I have a comment.
I have been urging my confreres to use basecamp and actively looking for other collaborative tools. To little or no avail.
Old-school is real. I can say that much. But the questions old-school types ask is usually based not on price or speed, but on CYA and security.
For CYA, once you upload something then everyone has it and they can criticize it. If there is a mistake somewhere it is visible to everyone forever.
For security, the issue is that fear:"what if this gets into the wrong hands?" "What if it gets into the "right" hands, but at the wrong time?" Consider jobs for clients like government: "What if the media gets hold of this?"
Also, don't underestimate the tendency of people like me to look at all that work in its native file formats like word and AutoCAD and say: "hell if I will put this out there!"
Reading this I know it sounds un-progressive. Fearful, even paranoid. I am being honest. This stuff is people's life's work, their reputation, their self-esteem...and so on and so on. So these are the things people think when collaborative web-based tools come up.
The reason I put this here is just to point out that your PR task would seem to me to be reassuring the bosses that it is "safe." Look at legislation and IP precedent. Tell us exactly what protects us.
Nice job, Woobiusers. Especially on the pricing. Good luck.
I think part of the way forward on this is to realise that you don't actually have that control, even today.
We touched on this in our Be2Camp North presentation: http://www.ustream.tv/recorded/1509410 (it's about 20 minutes long - there are a bunch of other presentations in the same stream, after ours).
When you send a file to someone, anyone, you are trusting that person with your file. They can send it on to anyone else they want. They can burn it to a CD. They can print it out and leave it lying around. They can show it to someone at the wrong time. Etc. When people need to send a file to someone, they will - no matter what barriers you put in their way. If you put barriers, they will always go around them some way, either by burning a CD, sending an email, or printing it out.
The more disorganised your modes of communications, the more likely that is to happen by mistake rather than intentionally. And the more disorganised and ad-hoc your communications the least visibility you have over all this.
To your colleagues, I would say, perhaps bluntly, that the control they feel they have is an illusion. There is no control, once you send a file to someone else - there is only trust. The nearest thing to control you might have is visibility - to be able to at least see who downloaded what when. And that, you can get through the Woobius audit log.
You can develop an Access Management system (or integrate with a COTS).
You can watermark the files with timestamp and username. Thus allowing you to track who let the documents go into the wild.
Based on Meta data, you can restrict access to different files and restrict the client's ability to display those documents.

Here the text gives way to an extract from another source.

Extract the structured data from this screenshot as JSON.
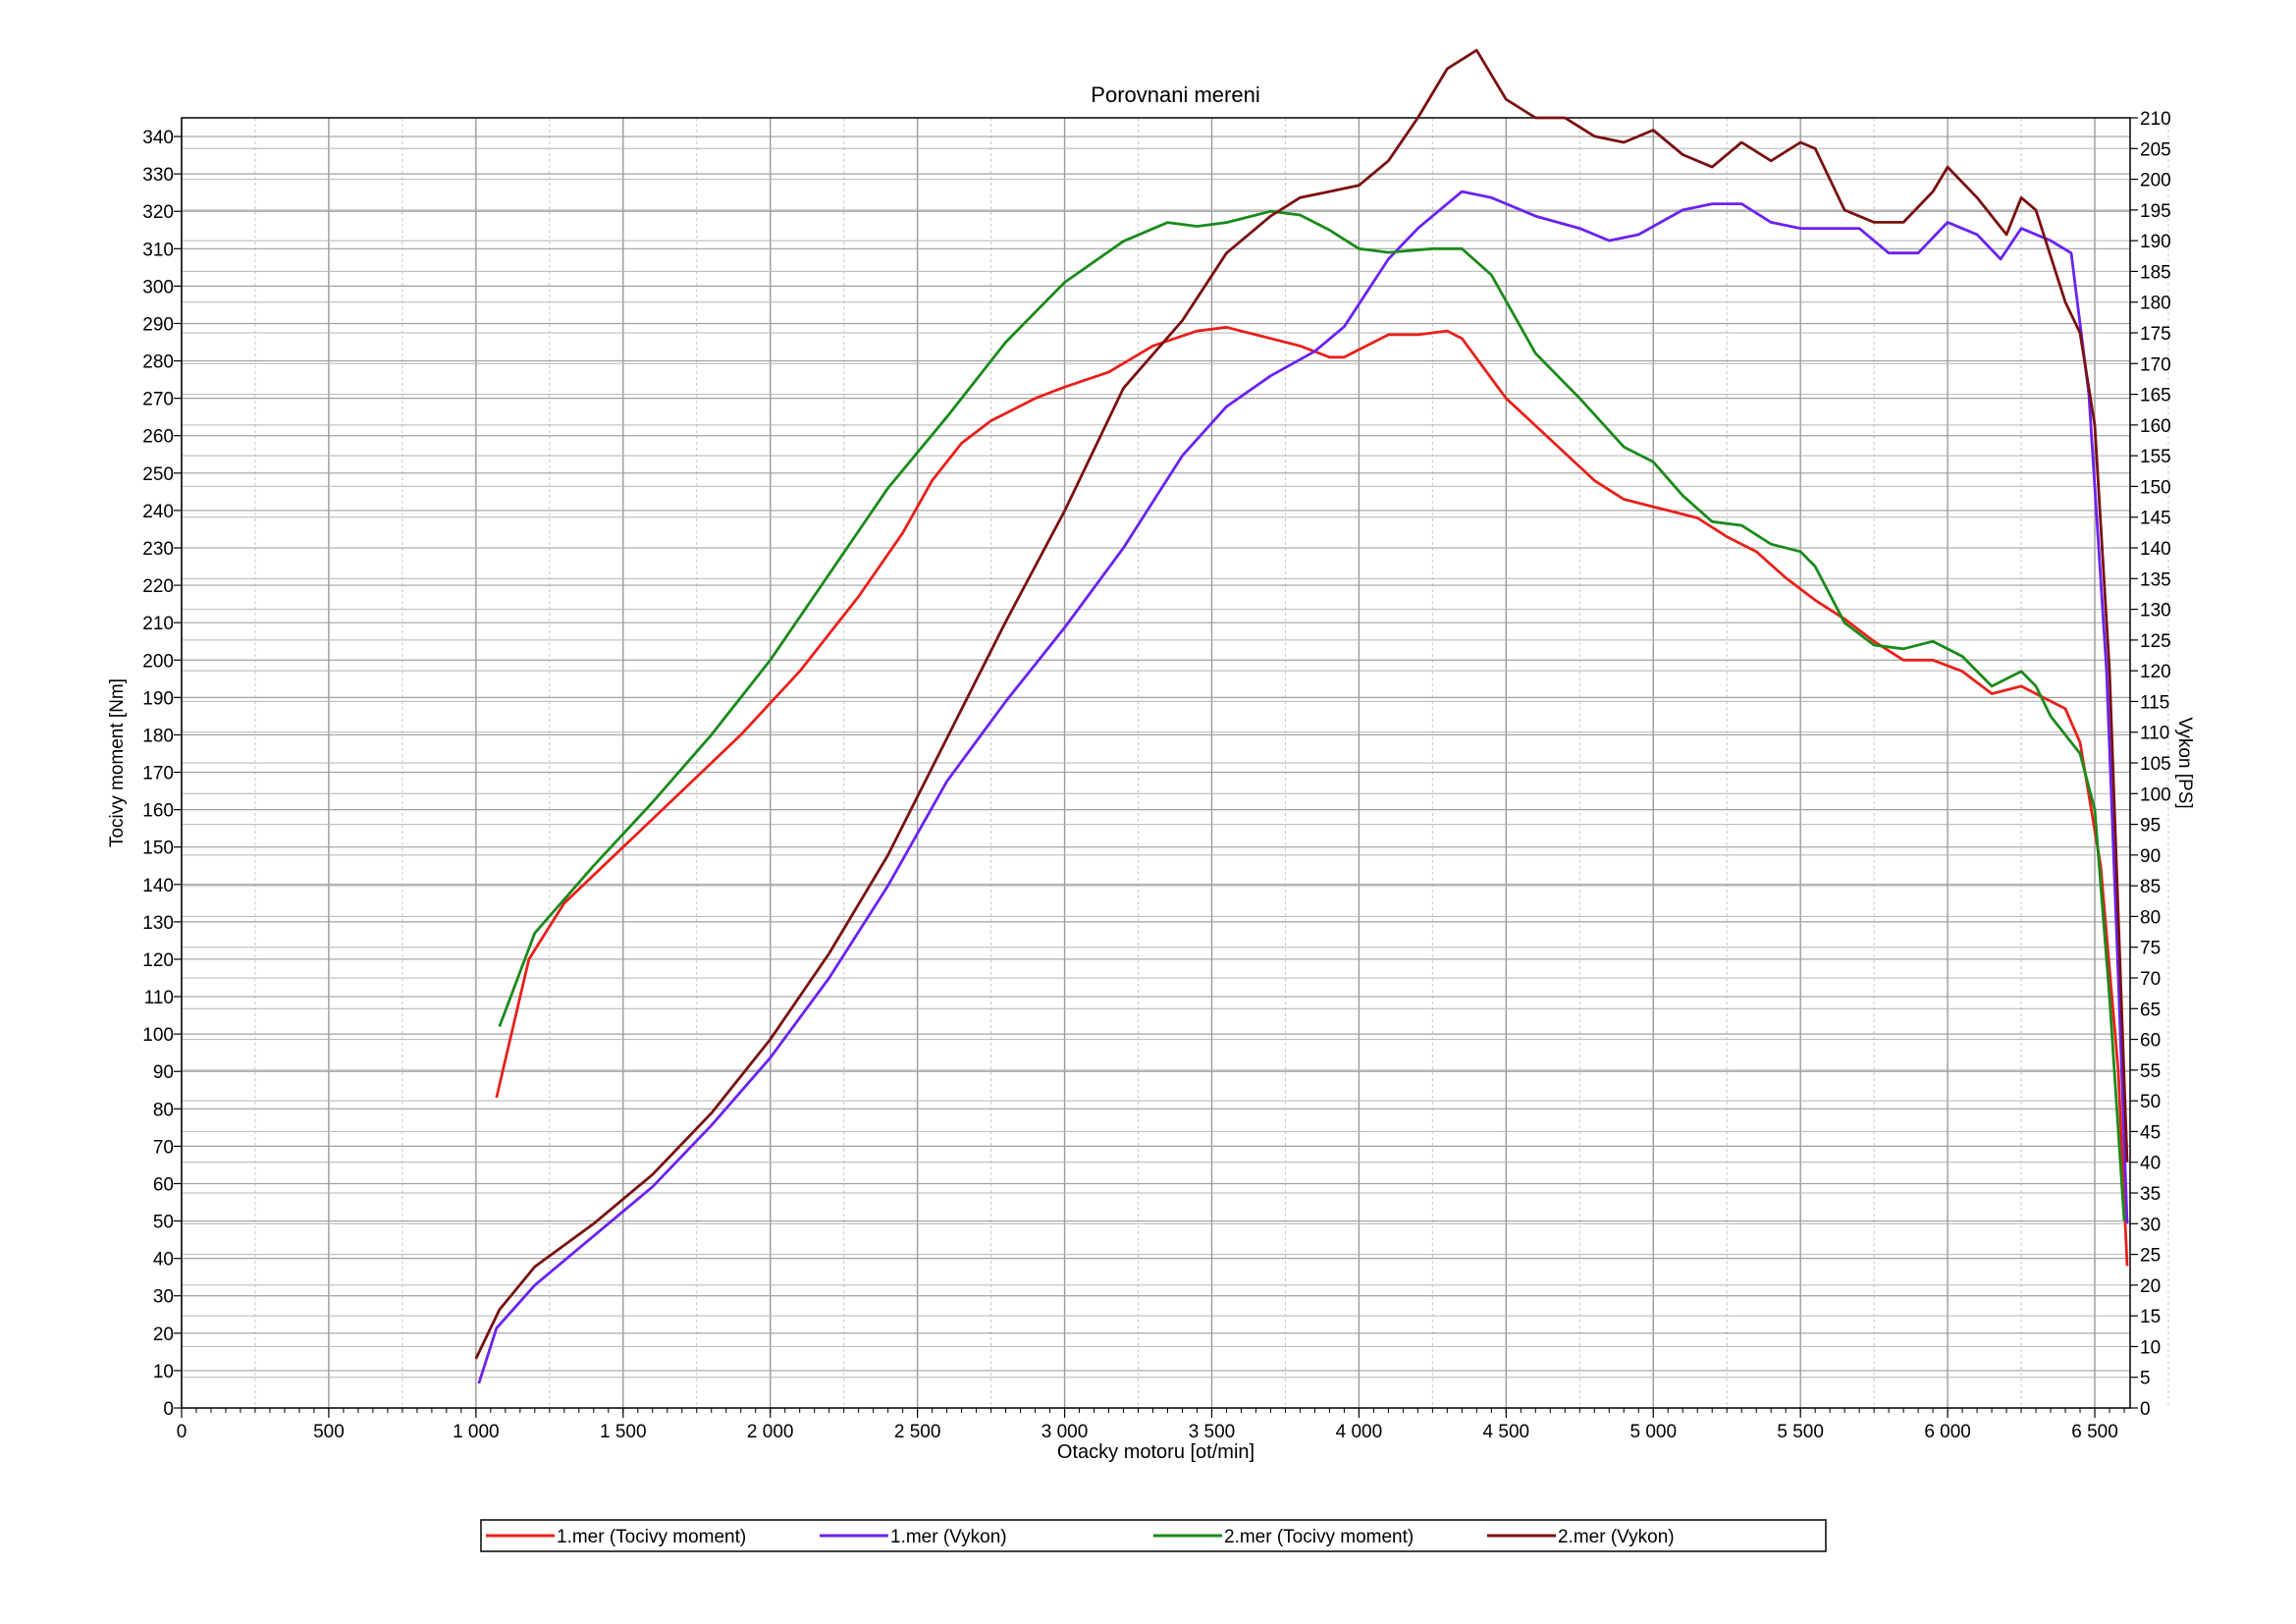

None of those tasks are trivial and all of them can be worked around.
You aren't building a military grade secure system, so, perhaps what you are doing is good enough.
I'd start with Access Management and add visibility controls on documents.
How about a mobile client with a limited browsing capability for AutoCAD? That way, the customer is never giving away the direct access to the file, and can even restrict users to see only parts of the design.
This is a great point. Personal comfort is a huge part of social processes and interactions. The internet has particular obstacles to overcome in this area.